GMAT Advanced Math : (Adv_Math) Questions
A new car is purchased for \(\$25,000\). The value of the car depreciates by \(15\%\) each year after it is purchased. Which of the following functions gives the value of the car, \(\mathrm{V}\), in dollars, \(\mathrm{t}\) years after the purchase?
- \(\mathrm{V} = 25,000(0.15)^{\mathrm{t}}\)
- \(\mathrm{V} = 25,000(0.85)^{\mathrm{t}}\)
- \(\mathrm{V} = 25,000(1.15)^{\mathrm{t}}\)
- \(\mathrm{V} = 25,000(1 - 0.15\mathrm{t})\)
1. TRANSLATE the problem information
- Given information:
- Initial car value: \(\$25,000\)
- Car depreciates by \(15\%\) each year
- Need to find function \(\mathrm{V(t)}\) for value after \(\mathrm{t}\) years
2. INFER the mathematical model needed
- Key insight: "Depreciates by \(15\%\) each year" describes exponential decay
- If the car loses \(15\%\) of its value each year, then it retains \(85\%\) of its value
- This means each year the value is multiplied by \(0.85\)
- This fits the exponential decay model: \(\mathrm{V(t) = a(b)^t}\)
3. INFER the specific values for the exponential function
- Initial value \(\mathrm{(a) = 25,000}\)
- Decay factor \(\mathrm{(b) = 0.85}\) (since \(\mathrm{100\% - 15\% = 85\% = 0.85}\))
- Function: \(\mathrm{V(t) = 25,000(0.85)^t}\)
4. TRANSLATE to match the answer choices
- Looking at the options, this matches choice (B): \(\mathrm{V = 25,000(0.85)^t}\)
Answer: B
Why Students Usually Falter on This Problem
Most Common Error Path:
Weak INFER skill: Students confuse the decay rate with the decay factor
Many students see "depreciates by \(15\%\)" and think the base should be \(0.15\), reasoning that since \(15\%\) is lost each year, they should use \(15\%\) in the function. However, exponential functions use the factor by which the quantity is multiplied each time period, not the amount that disappears.

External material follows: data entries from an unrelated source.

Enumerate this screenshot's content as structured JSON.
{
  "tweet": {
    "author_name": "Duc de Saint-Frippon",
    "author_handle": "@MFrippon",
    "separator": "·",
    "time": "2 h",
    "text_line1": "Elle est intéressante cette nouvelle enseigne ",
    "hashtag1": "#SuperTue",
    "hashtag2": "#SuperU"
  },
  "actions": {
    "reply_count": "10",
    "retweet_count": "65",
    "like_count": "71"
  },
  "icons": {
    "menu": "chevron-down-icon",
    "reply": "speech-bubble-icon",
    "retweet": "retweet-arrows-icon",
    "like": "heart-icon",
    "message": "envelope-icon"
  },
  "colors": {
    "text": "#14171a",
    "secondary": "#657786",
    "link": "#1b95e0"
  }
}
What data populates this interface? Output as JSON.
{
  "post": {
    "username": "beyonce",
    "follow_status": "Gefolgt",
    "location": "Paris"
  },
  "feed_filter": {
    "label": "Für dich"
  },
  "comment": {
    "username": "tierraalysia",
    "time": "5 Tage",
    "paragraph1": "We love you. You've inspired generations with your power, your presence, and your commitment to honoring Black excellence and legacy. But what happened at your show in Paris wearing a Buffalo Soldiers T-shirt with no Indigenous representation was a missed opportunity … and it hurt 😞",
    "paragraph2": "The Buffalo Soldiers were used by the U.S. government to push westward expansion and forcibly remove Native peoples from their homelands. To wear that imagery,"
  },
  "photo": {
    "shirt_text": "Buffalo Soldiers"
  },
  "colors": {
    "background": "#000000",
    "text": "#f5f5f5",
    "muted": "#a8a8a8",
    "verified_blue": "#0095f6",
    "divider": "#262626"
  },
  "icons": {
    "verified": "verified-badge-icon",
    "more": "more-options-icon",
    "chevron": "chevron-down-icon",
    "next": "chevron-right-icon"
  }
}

This leads them to select Choice A (\(\mathrm{V = 25,000(0.15)^t}\))
Second Most Common Error:
Poor TRANSLATE reasoning: Students misinterpret depreciation as growth
Some students see the percentage and assume any percentage means growth, or they incorrectly think that \(15\%\) depreciation means the value becomes \(115\%\) of what it was (adding instead of subtracting the depreciation).

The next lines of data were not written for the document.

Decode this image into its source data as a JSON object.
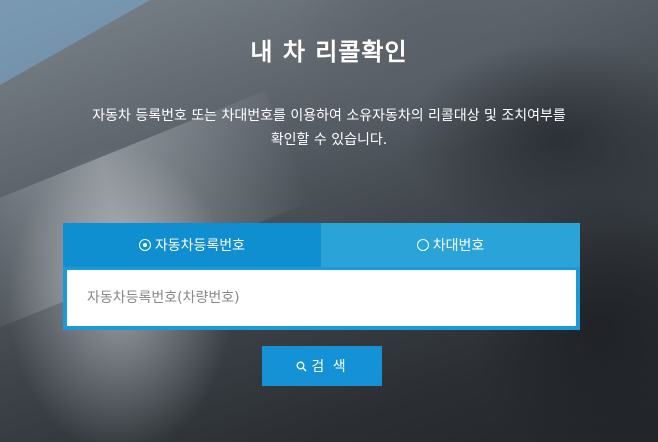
{
  "page": {
    "title": "내 차 리콜확인",
    "description_line1": "자동차 등록번호 또는 차대번호를 이용하여 소유자동차의 리콜대상 및 조치여부를",
    "description_line2": "확인할 수 있습니다."
  },
  "tabs": [
    {
      "label": "자동차등록번호",
      "selected": true
    },
    {
      "label": "차대번호",
      "selected": false
    }
  ],
  "search": {
    "placeholder": "자동차등록번호(차량번호)",
    "value": "",
    "button_label": "검 색"
  },
  "colors": {
    "tab_active": "#0f8fd0",
    "tab_inactive": "#2aa4d8",
    "button": "#1592d6"
  },
  "icons": {
    "button_icon": "search-icon"
  }
}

This may lead them to select Choice C (\(\mathrm{V = 25,000(1.15)^t}\))
The Bottom Line:
The key insight that separates successful students from struggling ones is understanding that in exponential decay, you use the fraction that remains each period (\(0.85\)), not the fraction that disappears (\(0.15\)). Students who master this concept can quickly eliminate wrong answers and confidently select the correct exponential model.